The Tigers certainly made the biggest splash in the AL Central this off-season. No sooner had the division been thrown open by the season-ending injury to Victor Martinez then the Tigers locked up Fielder to a 9 year deal (big gulp of anxiety for the 2013 season). Fielder’s abilities are well documented; here is what we all have to fear over the next decade. Through 7 seasons Fielder’s slash line is .282/.390/.540. He averages 37 HR, 106 RBI and despite not being a particularly good defensive 1B, the production he brings renders this fact unimportant. In my blind optimism I contended to my friend Joe that ‘Fielder might see a power decline in a pitchers ballpark like Comerica', Joe’s simple humbling reply, ‘it doesn’t really matter when you hit the ball 475 feet every time’, obviously an exaggeration, but point well made.

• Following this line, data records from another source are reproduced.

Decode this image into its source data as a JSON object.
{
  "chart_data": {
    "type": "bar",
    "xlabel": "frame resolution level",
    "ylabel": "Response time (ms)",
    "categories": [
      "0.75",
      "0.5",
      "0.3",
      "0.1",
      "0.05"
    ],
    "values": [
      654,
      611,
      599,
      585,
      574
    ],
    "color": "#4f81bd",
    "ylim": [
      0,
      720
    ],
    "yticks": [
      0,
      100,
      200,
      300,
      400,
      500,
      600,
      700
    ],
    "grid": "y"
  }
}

Fielder is the cream of the central crop and should feast on a division that has a lot of sub-par pitching.

2. Paul Konerko – White Sox

This was the toughest call to make in this category, Konerko, or Hosmer. Ultimately, despite Hosmer’s huge upside, I went with experience and consistency. Despite turning 36 in March, Konerko has been the cornerstone of the White Sox franchise for years, putting up outstanding numbers year after year. Konerko is an annual lock to put up 30 HR and 100 RBI, with an average around .280 to boot. Konerko also walks more than average, strikes out less than average and is a solid defensive 1B, with the type of leadership qualities a franchise like the White Sox, with weakness throughout their organization really needs. Expect Konerko to put up at least one more Konerko-like season to cap off an outstanding big-league career.

3. Eric Hosmer – Royals

Hosmer was subject to a ton of hype before his May call-up for the Royals and did not disappoint. The 3rd overall pick of the 2008 draft is going to be challenging Fielder for positional supremacy for years to come. The only reason he isn’t ranked above Konerko is that 2012 will be his first full big-league season; an excellent first full big league season will push him over the top. Hosmer put up consistently outstanding numbers in his prolonged MLB coming out party, averaging a HR every 27.5 ABs (league average every 36.4), while contributing a .293/.334/.465 line with 19 HR and even swiping 14 bags. If Hosmer can walk a little more and maintain his excellent SO%, he should improve across the board in an increasingly potent Royals hitting lineup. Simply put, if Hosmer continues to develop at the same rate, the Royals will have an all-star caliber 1B who contributes in all 5 offensive categories for the foreseeable future.

4. Justin Morneau – Twins

Looking at Morneau’s career since his innocuous injury prior to the 2010 all-star break (a season in which he was putting up all-star caliber numbers) is a travesty. Since then Morneau managed just 69 big league games and has put up numbers not reflective of his huge talent. One more concussion related setback might call it a career for Morneau, who recently admitted ‘I don’t think there will be a career if this (concussion) is something I’m dealing with (for the long-term)’. That would be a real travesty.

There is no way to predict what Morneau will contribute to the Twins this season. In an ideal situation the Twins would get 120-130 games rotating Morneau between 1B and DH. If he ever manages a return to his typical career form his slash line, glove, excellent BB% and SO% make him one of the elite 1B in baseball. This spring is it for Morneau as question marks hang over not only his season, but his career in the game.

5. Casey Kotchman – Indians

The Indians brought in veteran journeyman Casey Kotchman this off-season coming off a one year stint with the Tampa Bay Rays to add depth at a position which belonged to Matt LaPorta in 2011. LaPorta and Kotchman will likely platoon at 1B this season with Santana also seeing some time to rest his body from catching. Kotchman had a good season with the Rays hitting .306 and getting on base at an excellent .378 clip over 148 games in Tampa Bay. Kotchman improved his SO rate and drew more walks in 2011, but above all else is the premier defensive 1B in the division, with an Rfield of 25 over 10 big league seasons. Indians fans can pick their poison at 1B – LaPorta with a little more pop, or Kotchman, defensively sound and a high OBP, either option is decidedly mediocre compared to the rest of the division.